It’s All About Moving and Grooving for the Lynx’s Offense
In everything Minnesota Lynx coach Cheryl Reeve asks her players to do, there is one constant, unifying theme: It should look easy.
“If we have to do hard things, we’re not very good,” Reeve said earlier this season. “That’s true for most teams.”
Nothing this season has looked easier for Minnesota than moving the ball. This offense can suggest a game of pinball, zipping around the perimeter, all quick turns and clear angles. There is no group that shares the ball quite like the Lynx: They not only led the league in assists, but also became the first team in WNBA history with an assisted shot rate of more than 75%. Minnesota rode that model of distribution to its best regular season record in seven years, then to a playoff spot in the semifinals, where it now sits down 0–1 in a best-of-five series against the Connecticut Sun. The matchup pits two of the best defenses in the league against one another. But these offenses can be formidable, too, and for the Lynx, it’s largely a product of their ball movement.
“There’s no forced effort,” says Minnesota guard Kayla McBride. “You see these kinds of things falling into place. People are cutting at the right time, hitting shooters in transition, and that adds up to assists, but it really just adds up to good basketball.”
The Lynx did not have much time for that chemistry to develop. The roster brought back just five players from last season: The front office did not rebuild so much as it simply retooled with a series of quick, modest upgrades that added up. (That performance earned the awards for both coach of the year and executive of the year for Reeve—who serves as president of basketball operations in addition to her role on the sidelines.) But the players believe that in some ways it was helpful to be in an environment where almost everyone was new. It meant they were not fitting a few pieces into an existing system. Instead, they were building a new system from scratch, together.
It had been years since Reeve had a team able to pull off this kind of ball movement. (Her last roster to lead the league in assists was more than a decade ago.) But she knew early on this group could give her more to work with. “It’s all the skills of the group,” Reeve said. That required an experienced point guard in Courtney Williams, acquired last winter in free agency, who has led Minnesota in assists this season with 5.5 apg. But the forwards are just as important here. They’re rangy, dynamic and capable at spacing the floor. The group is anchored by Swiss army knife Napheesa Collier, one of the most versatile, efficient players in the league. And she’s generally paired with bigs—6' 4" Alanna Smith and occasionally with 6' 5" Dorka Juhász—who offer good speed for their size and have the ability to shoot from deep. They give the Lynx everything they need to get the ball going all over the floor.
“Those are players who know how to move the ball, they know how to shoot the three, they know how to drive,” says forward Bridget Carleton. “They're so versatile. That helps the spacing and the ball movement for everyone.”

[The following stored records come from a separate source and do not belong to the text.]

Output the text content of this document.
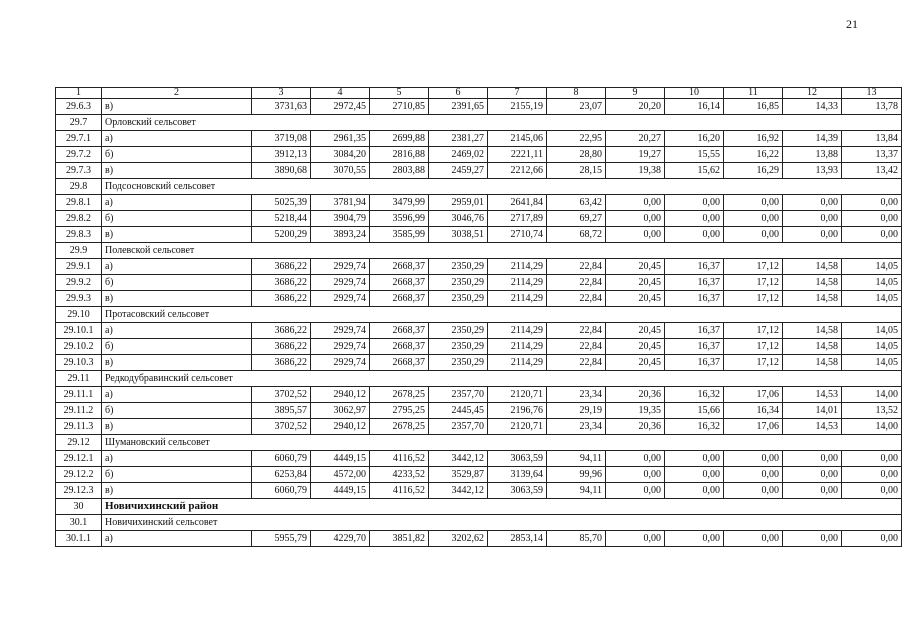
21
1	2	3	4	5	6	7	8	9	10	11	12	13
29.6.3	в)	3731,63	2972,45	2710,85	2391,65	2155,19	23,07	20,20	16,14	16,85	14,33	13,78
29.7	Орловский сельсовет											
29.7.1	а)	3719,08	2961,35	2699,88	2381,27	2145,06	22,95	20,27	16,20	16,92	14,39	13,84
29.7.2	б)	3912,13	3084,20	2816,88	2469,02	2221,11	28,80	19,27	15,55	16,22	13,88	13,37
29.7.3	в)	3890,68	3070,55	2803,88	2459,27	2212,66	28,15	19,38	15,62	16,29	13,93	13,42
29.8	Подсосновский сельсовет											
29.8.1	а)	5025,39	3781,94	3479,99	2959,01	2641,84	63,42	0,00	0,00	0,00	0,00	0,00
29.8.2	б)	5218,44	3904,79	3596,99	3046,76	2717,89	69,27	0,00	0,00	0,00	0,00	0,00
29.8.3	в)	5200,29	3893,24	3585,99	3038,51	2710,74	68,72	0,00	0,00	0,00	0,00	0,00
29.9	Полевской сельсовет											
29.9.1	а)	3686,22	2929,74	2668,37	2350,29	2114,29	22,84	20,45	16,37	17,12	14,58	14,05
29.9.2	б)	3686,22	2929,74	2668,37	2350,29	2114,29	22,84	20,45	16,37	17,12	14,58	14,05
29.9.3	в)	3686,22	2929,74	2668,37	2350,29	2114,29	22,84	20,45	16,37	17,12	14,58	14,05
29.10	Протасовский сельсовет											
29.10.1	а)	3686,22	2929,74	2668,37	2350,29	2114,29	22,84	20,45	16,37	17,12	14,58	14,05
29.10.2	б)	3686,22	2929,74	2668,37	2350,29	2114,29	22,84	20,45	16,37	17,12	14,58	14,05
29.10.3	в)	3686,22	2929,74	2668,37	2350,29	2114,29	22,84	20,45	16,37	17,12	14,58	14,05
29.11	Редкодубравинский сельсовет											
29.11.1	а)	3702,52	2940,12	2678,25	2357,70	2120,71	23,34	20,36	16,32	17,06	14,53	14,00
29.11.2	б)	3895,57	3062,97	2795,25	2445,45	2196,76	29,19	19,35	15,66	16,34	14,01	13,52
29.11.3	в)	3702,52	2940,12	2678,25	2357,70	2120,71	23,34	20,36	16,32	17,06	14,53	14,00
29.12	Шумановский сельсовет											
29.12.1	а)	6060,79	4449,15	4116,52	3442,12	3063,59	94,11	0,00	0,00	0,00	0,00	0,00
29.12.2	б)	6253,84	4572,00	4233,52	3529,87	3139,64	99,96	0,00	0,00	0,00	0,00	0,00
29.12.3	в)	6060,79	4449,15	4116,52	3442,12	3063,59	94,11	0,00	0,00	0,00	0,00	0,00
30	Новичихинский район											
30.1	Новичихинский сельсовет											
30.1.1	а)	5955,79	4229,70	3851,82	3202,62	2853,14	85,70	0,00	0,00	0,00	0,00	0,00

This emphasis naturally comes with tradeoffs. The Lynx had the lowest percentage of points scored in the paint this year and got to the foul line relatively infrequently. But their performance in the midrange and on the perimeter was enough to make up for that. Minnesota finished the regular season as the best three-point team in the league. (Its 38% shooting from beyond the arc was the best the WNBA had seen from a team in four years.) And, unsurprisingly, an assist was recorded on almost every one of those shots from deep: 97.4% were assisted.
The principles here come from Reeve. But an offense with this kind of motion naturally involves reading and reacting in real time. “It’s one thing having Cheryl give us the system,” Smith says. “It’s another thing acting it out on the court and actually playing into that.” Their free-flowing, quick-moving game requires improvisation, and Reeve gives them a green light to do that.
“It’s her giving us the confidence to be able to make those decisions on our own,” Carleton says of Reeve. “A lot of it isn’t scripted.”
That’s a sign of how much Reeve trusts the players, but it’s a sign of how much the players trust each other, too. In a group that had so little experience playing together before this year, they’ve come together quickly.
“It’s an internal confidence that we have in one another,” McBride says. “I think that’s what you’ve been able to see.”
And the most impressive part of that for Reeve? They generally make it look easy.